Allá por las primaveras de los primeros años 60 cuando empezaba a tomar conciencia del mundo que habría de soportarme y que yo habría de aprender a transitar, llegaba hasta mis sentidos, durante una semana, una cascada de emociones tan fuertes como para no poder ser olvidadas después de seis décadas. Sentado en una silla bajita, en una estrecha acera y flanqueado por mis padres, veía pasar ante mis ojos infantiles, durante horas, una interminable fila de respetuosos silencios y atronadores estruendos, grandes carrozas a hombros de uniformados penitentes que hacían transitar lentamente, con esfuerzo, las figuras humanas y divinas que, sobre aquellos tronos, reflejaban dolor y tristeza.

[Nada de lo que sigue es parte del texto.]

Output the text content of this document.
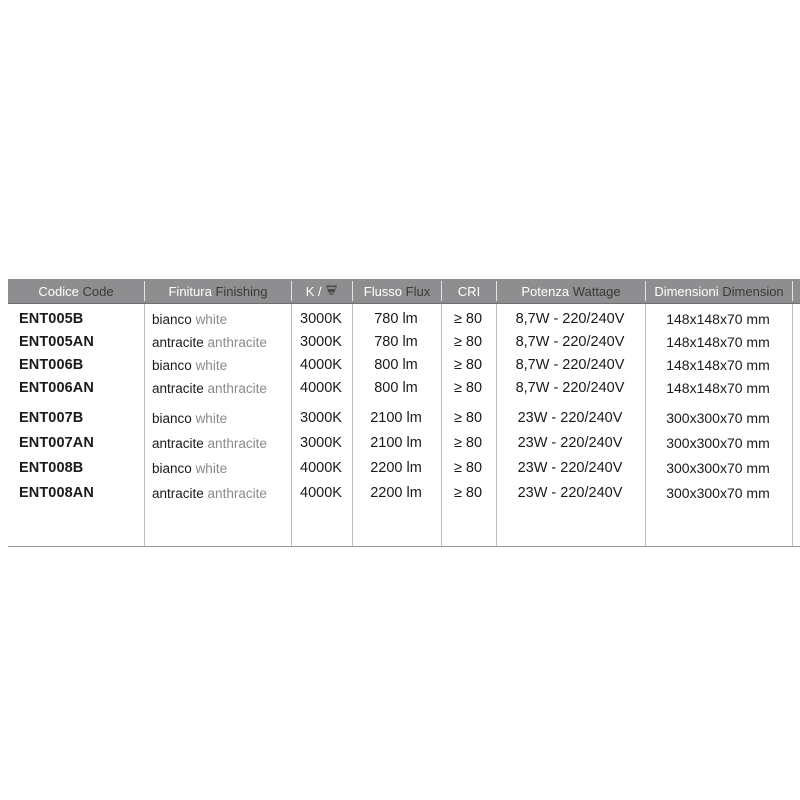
Codice Code	Finitura Finishing	K /	Flusso Flux	CRI	Potenza Wattage	Dimensioni Dimension
ENT005B	bianco white	3000K	780 lm	≥ 80	8,7W - 220/240V	148x148x70 mm
ENT005AN	antracite anthracite	3000K	780 lm	≥ 80	8,7W - 220/240V	148x148x70 mm
ENT006B	bianco white	4000K	800 lm	≥ 80	8,7W - 220/240V	148x148x70 mm
ENT006AN	antracite anthracite	4000K	800 lm	≥ 80	8,7W - 220/240V	148x148x70 mm
ENT007B	bianco white	3000K	2100 lm	≥ 80	23W - 220/240V	300x300x70 mm
ENT007AN	antracite anthracite	3000K	2100 lm	≥ 80	23W - 220/240V	300x300x70 mm
ENT008B	bianco white	4000K	2200 lm	≥ 80	23W - 220/240V	300x300x70 mm
ENT008AN	antracite anthracite	4000K	2200 lm	≥ 80	23W - 220/240V	300x300x70 mm
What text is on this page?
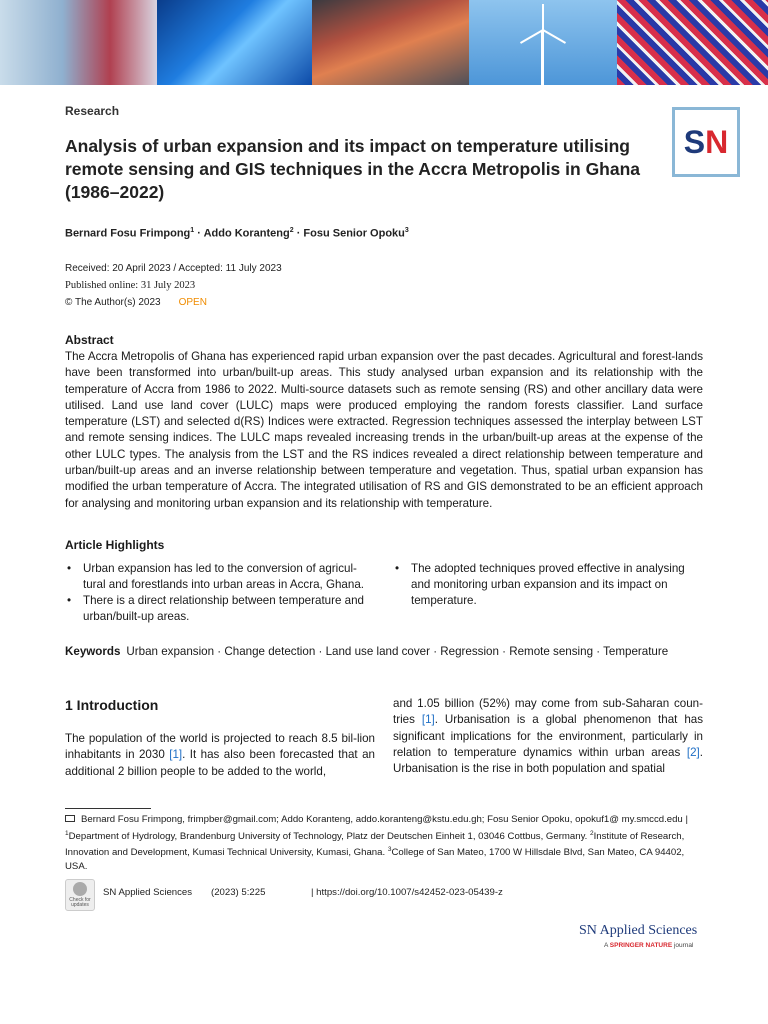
Research
Analysis of urban expansion and its impact on temperature utilising remote sensing and GIS techniques in the Accra Metropolis in Ghana (1986–2022)
S N
Bernard Fosu Frimpong$^1$ · Addo Koranteng$^2$ · Fosu Senior Opoku$^3$
Received: 20 April 2023 / Accepted: 11 July 2023
Published online: 31 July 2023
© The Author(s) 2023 OPEN
Abstract
The Accra Metropolis of Ghana has experienced rapid urban expansion over the past decades. Agricultural and forest-lands have been transformed into urban/built-up areas. This study analysed urban expansion and its relationship with the temperature of Accra from 1986 to 2022. Multi-source datasets such as remote sensing (RS) and other ancillary data were utilised. Land use land cover (LULC) maps were produced employing the random forests classifier. Land surface temperature (LST) and selected d(RS) Indices were extracted. Regression techniques assessed the interplay between LST and remote sensing indices. The LULC maps revealed increasing trends in the urban/built-up areas at the expense of the other LULC types. The analysis from the LST and the RS indices revealed a direct relationship between temperature and urban/built-up areas and an inverse relationship between temperature and vegetation. Thus, spatial urban expansion has modified the urban temperature of Accra. The integrated utilisation of RS and GIS demonstrated to be an efficient approach for analysing and monitoring urban expansion and its relationship with temperature.
Article Highlights
• Urban expansion has led to the conversion of agricul-tural and forestlands into urban areas in Accra, Ghana.
• There is a direct relationship between temperature and urban/built-up areas.
• The adopted techniques proved effective in analysing and monitoring urban expansion and its impact on temperature.
Keywords Urban expansion · Change detection · Land use land cover · Regression · Remote sensing · Temperature
1 Introduction
The population of the world is projected to reach 8.5 bil-lion inhabitants in 2030 [1]. It has also been forecasted that an additional 2 billion people to be added to the world,
and 1.05 billion (52%) may come from sub-Saharan coun-tries [1]. Urbanisation is a global phenomenon that has significant implications for the environment, particularly in relation to temperature dynamics within urban areas [2]. Urbanisation is the rise in both population and spatial
Bernard Fosu Frimpong, frimpber@gmail.com; Addo Koranteng, addo.koranteng@kstu.edu.gh; Fosu Senior Opoku, opokuf1@ my.smccd.edu | $^1$Department of Hydrology, Brandenburg University of Technology, Platz der Deutschen Einheit 1, 03046 Cottbus, Germany. $^2$Institute of Research, Innovation and Development, Kumasi Technical University, Kumasi, Ghana. $^3$College of San Mateo, 1700 W Hillsdale Blvd, San Mateo, CA 94402, USA.
Check for updates
SN Applied Sciences (2023) 5:225	| https://doi.org/10.1007/s42452-023-05439-z
SN Applied Sciences
A SPRINGER NATURE journal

El olor a cera quemada mezclada con el de flores frescas, el sonido rítmico y explosivo de las bandas de cornetas y tambores dando paso a silencios absolutos, las caras rotas de dolor de los callados protagonistas que a veces parecían mirarme a la tenue luz de las farolas que los enmarcaban, grabaron en aquel niño que yo era un recuerdo indeleble que resurge en cada floración para, nunca igual, volver a experimentar algo sobrenatural. Cuando has vivido cuatro lustros las fechas tradicionales más religiosas del año en la ciudad donde has nacido, es muy difícil que adquieras como tuyas las de otra ciudad a la que llegas.
No fue mi caso. Cuando hace ya 37 años pude, por primera vez, experimentar la semana de pasión en nuestra localidad, se me cayeron algunos palos del sombrajo que me cubría y fueron sustituidos por otros.
Y me atrapó de tal manera que ya no he vuelto a vivir ninguna otra. Me sorprendía la mezcla equilibrada de lo religioso y lo pagano, lo alegre y lo triste, lo tradicional y lo espontaneo. Si, por un lado, observaba el luto general que mostraba el monocolor de las túnicas que vestían la mayor parte de la población (no necesariamente implicada en las procesiones), esos mismos hábitos oscuros los encontraba llenando bares y casas rodeando mesas llenas de comida que no pretendía ser sofisticada, pero si abundante.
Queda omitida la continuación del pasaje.